Controlled diffusion of nanoparticles by viscosity gradient for photonic crystal with dual photonic band gaps

Coalescence of droplets containing nanoparticles has been paid much attention regarding fabrication of functional photonic crystal (PC) patterns. However, most studies focus on the coalescence of droplets containing the same nanoparticles. Currently, an active challenge comes from the coalescence of droplets containing different nanoparticles due to the spontaneous mutual diffusion of different nanoparticles between coalescing miscible droplets driven by the released Gibbs free energy. Such diffusion breaks the self-assembly of nanoparticles into promising PCs with dual photonic band gaps (PBGs). In this work, a viscosity gradient was induced in coalescing droplets containing different nanoparticles to control the diffusion of nanoparticles and impede the diffusion across the coalescing interface. Nanoparticles diffused along the viscosity gradient to droplet surfaces and self-assembled into a period structure which enhanced the interaction of nanoparticles and contributed to impeding the random diffusion between droplets.
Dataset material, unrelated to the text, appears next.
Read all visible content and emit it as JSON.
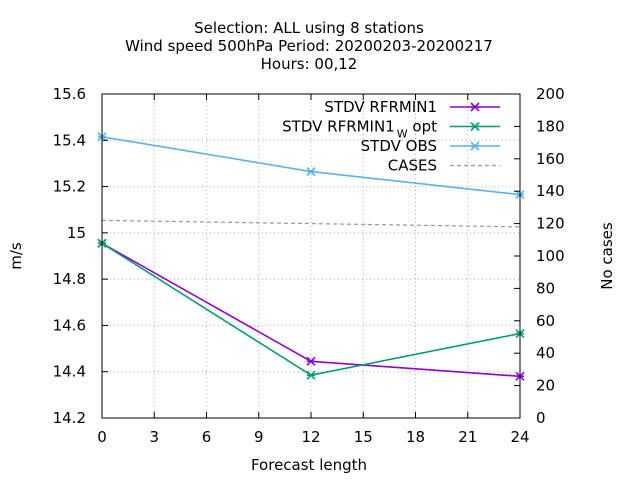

At the same time, the high viscosity at the coalescing interface slowed down the horizontal movement of nanoparticles further and consequently the diffusion of nanoparticles across the interface was impeded. By use of such controlled diffusion of nanoparticles in the viscosity gradient, PCs with PBGs were achieved. These results demonstrate the controlled diffusion of nanoparticles during the coalescence of miscible droplets to facilely fabricate PCs with PBGs in the absence of an existing external field.